Wie Markus, so verabschiede auch ich mich mit einer Last.fm-Liste meiner Top-Alben aus dem scheidenden Jahr:

  1. The Ataris – So Long, Astoria
  2. Panic At The Disco – A Fever You Can’t Sweat Out
  3. The Killers – Sam’s Town
  4. Franz Ferdinand – You Could Have It So Much Better
  5. Michael Bublé – Call Me Irresponsible
  6. Radiohead – The Bends
  7. Red Hot Chili Peppers – Stadium Arcadium
  8. Anna Nalick – Wreck of the Day
  9. Jack Johnson – In Between Dreams
  10. Farin Urlaub – Endlich Urlaub!
  11. Jack Johnson – Brushfire Fairytales
  12. Radiohead – Pablo Honey
  13. Imogen Heap – Speak for Yourself
  14. Fergie – The Dutchess
  15. Robbie Williams – Swing When You’re Winning
  16. Mando Diao – Ode to Ochrasy
  17. Mario Barth – Männer sind primitiv, aber glücklich!
  18. Yellowcard – Ocean Avenue
  19. Green Day – American Idiot
  20. Seeed – Next!

Ehrlichgesagt bin ich etwas überrascht.

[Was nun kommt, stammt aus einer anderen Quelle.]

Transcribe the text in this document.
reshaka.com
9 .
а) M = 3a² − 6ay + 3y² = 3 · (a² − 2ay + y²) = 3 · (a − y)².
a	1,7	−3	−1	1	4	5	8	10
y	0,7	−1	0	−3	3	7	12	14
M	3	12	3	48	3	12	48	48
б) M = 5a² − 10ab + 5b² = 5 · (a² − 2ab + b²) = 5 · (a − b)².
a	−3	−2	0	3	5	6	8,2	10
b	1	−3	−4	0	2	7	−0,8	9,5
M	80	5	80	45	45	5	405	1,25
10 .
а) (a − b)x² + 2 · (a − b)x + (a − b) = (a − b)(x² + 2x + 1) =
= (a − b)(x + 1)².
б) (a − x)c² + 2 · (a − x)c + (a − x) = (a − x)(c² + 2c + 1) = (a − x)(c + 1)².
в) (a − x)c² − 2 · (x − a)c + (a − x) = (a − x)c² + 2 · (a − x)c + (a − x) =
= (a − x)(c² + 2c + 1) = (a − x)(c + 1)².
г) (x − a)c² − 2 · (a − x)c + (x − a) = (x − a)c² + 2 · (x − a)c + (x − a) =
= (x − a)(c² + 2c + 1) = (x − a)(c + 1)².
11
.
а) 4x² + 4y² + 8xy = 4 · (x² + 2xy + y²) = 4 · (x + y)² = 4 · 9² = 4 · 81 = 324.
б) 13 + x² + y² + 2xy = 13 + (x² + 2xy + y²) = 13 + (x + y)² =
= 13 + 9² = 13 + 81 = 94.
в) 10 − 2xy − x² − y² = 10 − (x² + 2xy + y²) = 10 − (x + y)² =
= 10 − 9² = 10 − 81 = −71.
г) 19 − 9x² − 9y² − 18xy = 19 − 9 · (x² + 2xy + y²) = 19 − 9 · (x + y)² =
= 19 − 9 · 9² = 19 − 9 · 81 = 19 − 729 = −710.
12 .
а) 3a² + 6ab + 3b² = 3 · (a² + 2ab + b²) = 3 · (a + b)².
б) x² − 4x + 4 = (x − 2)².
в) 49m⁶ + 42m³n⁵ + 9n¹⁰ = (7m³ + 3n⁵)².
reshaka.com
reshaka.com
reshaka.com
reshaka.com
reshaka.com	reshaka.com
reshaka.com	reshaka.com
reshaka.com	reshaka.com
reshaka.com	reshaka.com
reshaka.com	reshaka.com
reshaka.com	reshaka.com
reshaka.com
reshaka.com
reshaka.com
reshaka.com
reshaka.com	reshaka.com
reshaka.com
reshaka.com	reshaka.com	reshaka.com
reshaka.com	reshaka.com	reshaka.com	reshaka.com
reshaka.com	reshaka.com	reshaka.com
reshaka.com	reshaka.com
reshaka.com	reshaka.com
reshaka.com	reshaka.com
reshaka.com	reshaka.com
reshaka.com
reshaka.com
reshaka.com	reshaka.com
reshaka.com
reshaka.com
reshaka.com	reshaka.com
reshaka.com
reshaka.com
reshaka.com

Dass ich Jack Johnson oder Radiohead so oft gehört haben soll… Und dass die Ärzte, Less Than Jake und die Wise Guys, die ich momentan in der A-Rotation habe, nicht auftauchen, ist auch verwunderlich, aber das wird dann für 2008 sicher anders. So wie vieles anders wird. 😁

Einen guten Rutsch Euch allen und ein erfolgreiches, gutes Jahr 2008!